Semaglutide and Cardiovascular Outcomes in Obesity without Diabetes
Lincoff AM, Brown-Frandsen K, Colhoun HM, Deanfield J, Emerson SS, Esbjerg S, Hardt-Lindberg S, Hovingh GK, +1 more
New England Journal of Medicine (2023) · n=17604
In 17,604 patients with established cardiovascular disease and overweight/obesity but no diabetes, weekly semaglutide 2.4 mg reduced the composite primary cardiovascular endpoint by 20% over a mean 40-month follow-up — the trial that took semaglutide from a metabolic drug to a cardiovascular intervention.
The SELECT trial is the cardiovascular-outcomes study that reframed how the GLP-1 receptor class is read in clinical context. Investigators randomized 17,604 patients aged 45 or older with preexisting cardiovascular disease and a BMI ≥27, but no history of diabetes, in a 1:1 ratio to once-weekly subcutaneous semaglutide 2.4 mg or placebo. The trial was event-driven; mean treatment exposure was 34.2 months and mean follow-up was 39.8 months. The primary composite cardiovascular endpoint — death from cardiovascular causes, nonfatal myocardial infarction, or nonfatal stroke — occurred in 569 of 8,803 patients (6.5%) on semaglutide versus 701 of 8,801 (8.0%) on placebo, a hazard ratio of 0.80 (95% CI 0.72–0.90, P<0.001). Weight loss in the semaglutide arm was substantial (~9% mean), but the cardiovascular benefit was reported with magnitude that the trial's authors and subsequent commentators have argued exceeds what weight loss alone would predict — implying direct or quasi-direct cardiovascular protective effects beyond the body-weight reduction. Adverse events leading to permanent discontinuation were higher on semaglutide (16.6% vs 8.2% on placebo), driven primarily by gastrointestinal events.

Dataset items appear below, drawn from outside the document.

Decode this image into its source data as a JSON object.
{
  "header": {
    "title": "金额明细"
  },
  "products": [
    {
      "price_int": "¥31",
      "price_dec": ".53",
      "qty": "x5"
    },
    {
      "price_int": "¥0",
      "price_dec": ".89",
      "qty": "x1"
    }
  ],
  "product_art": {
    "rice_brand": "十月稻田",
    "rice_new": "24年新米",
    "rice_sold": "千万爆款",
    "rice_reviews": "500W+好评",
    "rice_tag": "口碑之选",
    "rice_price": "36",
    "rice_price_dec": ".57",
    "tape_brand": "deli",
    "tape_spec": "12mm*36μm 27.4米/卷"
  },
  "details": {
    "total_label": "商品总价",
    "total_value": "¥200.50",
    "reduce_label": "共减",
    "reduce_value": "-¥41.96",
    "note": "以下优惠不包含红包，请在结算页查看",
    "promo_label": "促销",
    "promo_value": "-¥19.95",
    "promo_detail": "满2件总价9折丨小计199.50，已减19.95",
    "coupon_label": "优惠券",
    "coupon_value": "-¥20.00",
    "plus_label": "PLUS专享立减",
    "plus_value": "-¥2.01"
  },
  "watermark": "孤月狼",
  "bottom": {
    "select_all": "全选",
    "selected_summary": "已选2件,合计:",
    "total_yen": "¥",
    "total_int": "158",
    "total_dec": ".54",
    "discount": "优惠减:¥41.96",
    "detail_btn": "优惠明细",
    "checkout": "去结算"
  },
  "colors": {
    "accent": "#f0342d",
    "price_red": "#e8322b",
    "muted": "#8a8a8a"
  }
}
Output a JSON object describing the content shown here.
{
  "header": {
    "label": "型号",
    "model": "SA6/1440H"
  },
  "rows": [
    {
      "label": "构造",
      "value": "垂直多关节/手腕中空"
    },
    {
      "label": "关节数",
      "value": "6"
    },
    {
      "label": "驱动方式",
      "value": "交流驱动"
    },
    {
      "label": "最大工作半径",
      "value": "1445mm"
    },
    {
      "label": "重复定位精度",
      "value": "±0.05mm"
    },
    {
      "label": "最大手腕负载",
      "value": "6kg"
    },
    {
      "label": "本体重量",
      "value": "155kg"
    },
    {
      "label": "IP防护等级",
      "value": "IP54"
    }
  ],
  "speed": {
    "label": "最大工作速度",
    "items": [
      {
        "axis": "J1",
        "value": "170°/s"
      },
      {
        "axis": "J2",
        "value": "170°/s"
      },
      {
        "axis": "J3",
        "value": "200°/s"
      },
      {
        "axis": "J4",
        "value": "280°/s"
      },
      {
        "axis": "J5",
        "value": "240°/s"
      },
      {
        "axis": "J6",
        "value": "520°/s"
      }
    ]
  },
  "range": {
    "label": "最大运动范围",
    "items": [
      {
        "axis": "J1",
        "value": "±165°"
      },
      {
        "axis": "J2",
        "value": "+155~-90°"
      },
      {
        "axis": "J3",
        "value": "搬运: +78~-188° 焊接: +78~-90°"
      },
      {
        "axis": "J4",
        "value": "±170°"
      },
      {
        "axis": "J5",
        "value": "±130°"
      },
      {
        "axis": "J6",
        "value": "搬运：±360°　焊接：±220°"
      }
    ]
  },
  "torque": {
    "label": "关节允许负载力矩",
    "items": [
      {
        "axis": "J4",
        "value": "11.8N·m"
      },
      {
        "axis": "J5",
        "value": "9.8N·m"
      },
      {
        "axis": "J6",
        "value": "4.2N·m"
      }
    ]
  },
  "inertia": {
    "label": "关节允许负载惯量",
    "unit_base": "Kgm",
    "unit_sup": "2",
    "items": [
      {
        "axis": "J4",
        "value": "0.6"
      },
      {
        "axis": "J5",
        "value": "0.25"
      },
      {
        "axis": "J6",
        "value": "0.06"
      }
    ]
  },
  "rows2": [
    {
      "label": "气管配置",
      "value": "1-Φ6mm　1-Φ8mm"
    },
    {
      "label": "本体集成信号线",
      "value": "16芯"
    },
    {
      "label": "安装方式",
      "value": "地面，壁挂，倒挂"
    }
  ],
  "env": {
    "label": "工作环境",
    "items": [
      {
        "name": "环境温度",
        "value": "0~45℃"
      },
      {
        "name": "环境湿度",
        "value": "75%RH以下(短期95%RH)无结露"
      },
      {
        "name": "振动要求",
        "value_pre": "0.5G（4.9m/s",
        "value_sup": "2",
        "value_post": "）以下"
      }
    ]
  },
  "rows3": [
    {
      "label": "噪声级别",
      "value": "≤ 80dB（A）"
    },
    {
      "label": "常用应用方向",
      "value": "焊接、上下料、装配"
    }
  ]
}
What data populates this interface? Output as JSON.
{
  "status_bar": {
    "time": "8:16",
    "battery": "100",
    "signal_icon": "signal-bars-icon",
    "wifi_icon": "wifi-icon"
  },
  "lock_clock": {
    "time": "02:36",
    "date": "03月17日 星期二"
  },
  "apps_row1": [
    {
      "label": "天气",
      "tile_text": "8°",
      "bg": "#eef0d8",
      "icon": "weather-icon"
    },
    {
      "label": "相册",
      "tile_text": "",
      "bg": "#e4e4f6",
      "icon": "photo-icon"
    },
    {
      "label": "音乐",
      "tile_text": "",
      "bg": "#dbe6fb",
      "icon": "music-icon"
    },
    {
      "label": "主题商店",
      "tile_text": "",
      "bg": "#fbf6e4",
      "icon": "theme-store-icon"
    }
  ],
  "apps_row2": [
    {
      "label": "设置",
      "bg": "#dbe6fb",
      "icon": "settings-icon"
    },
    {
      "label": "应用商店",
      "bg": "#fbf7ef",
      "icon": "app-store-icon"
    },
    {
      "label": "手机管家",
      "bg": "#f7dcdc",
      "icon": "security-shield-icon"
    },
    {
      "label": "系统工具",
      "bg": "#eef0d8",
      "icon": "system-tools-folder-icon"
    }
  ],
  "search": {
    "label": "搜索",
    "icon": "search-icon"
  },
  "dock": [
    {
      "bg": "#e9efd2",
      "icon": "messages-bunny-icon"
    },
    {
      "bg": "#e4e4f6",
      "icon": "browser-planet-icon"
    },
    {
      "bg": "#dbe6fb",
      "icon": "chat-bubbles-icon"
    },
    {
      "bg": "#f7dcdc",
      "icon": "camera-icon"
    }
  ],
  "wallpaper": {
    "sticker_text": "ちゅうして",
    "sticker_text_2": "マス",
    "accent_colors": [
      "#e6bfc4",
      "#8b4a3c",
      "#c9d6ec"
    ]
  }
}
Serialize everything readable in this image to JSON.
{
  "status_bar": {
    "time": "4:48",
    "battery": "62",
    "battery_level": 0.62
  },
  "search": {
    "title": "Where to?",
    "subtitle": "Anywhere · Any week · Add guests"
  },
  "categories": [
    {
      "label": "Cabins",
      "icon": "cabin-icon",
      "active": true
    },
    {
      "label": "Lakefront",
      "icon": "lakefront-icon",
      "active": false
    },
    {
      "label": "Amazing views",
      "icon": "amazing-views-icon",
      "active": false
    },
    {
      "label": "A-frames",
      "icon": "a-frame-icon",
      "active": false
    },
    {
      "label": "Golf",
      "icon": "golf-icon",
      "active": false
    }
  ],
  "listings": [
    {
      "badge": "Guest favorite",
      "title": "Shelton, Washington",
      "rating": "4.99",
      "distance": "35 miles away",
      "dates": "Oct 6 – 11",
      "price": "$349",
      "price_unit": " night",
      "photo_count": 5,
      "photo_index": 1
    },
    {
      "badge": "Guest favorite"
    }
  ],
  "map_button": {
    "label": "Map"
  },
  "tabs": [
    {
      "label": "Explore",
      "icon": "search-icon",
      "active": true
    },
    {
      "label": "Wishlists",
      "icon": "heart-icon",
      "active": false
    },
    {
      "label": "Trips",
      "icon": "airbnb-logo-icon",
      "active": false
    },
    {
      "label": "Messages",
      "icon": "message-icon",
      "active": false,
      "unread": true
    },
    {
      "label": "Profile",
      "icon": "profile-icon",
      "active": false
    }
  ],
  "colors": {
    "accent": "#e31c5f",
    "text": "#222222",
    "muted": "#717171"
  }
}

The trial population is narrow in two important ways: established cardiovascular disease at baseline (most participants had a prior MI, stroke, or symptomatic peripheral arterial disease), and absence of type 2 diabetes. Generalizability to primary prevention populations or to obese adults without prior CV events is not directly established by this trial — though the magnitude of the effect and the breadth of secondary endpoints have driven extensive use beyond the indicated population. The placebo arm received intensive lifestyle counseling alongside the placebo injection, which appropriately controls for the lifestyle component of intervention but leaves open the question of how semaglutide compares against more aggressive lipid- or hypertension-management protocols. The discontinuation rate on semaglutide is meaningful for real-world durability — adherence at scale will likely sit below the trial cohort's. Industry sponsorship by Novo Nordisk is disclosed; the trial design and primary outcome are regulatory-grade.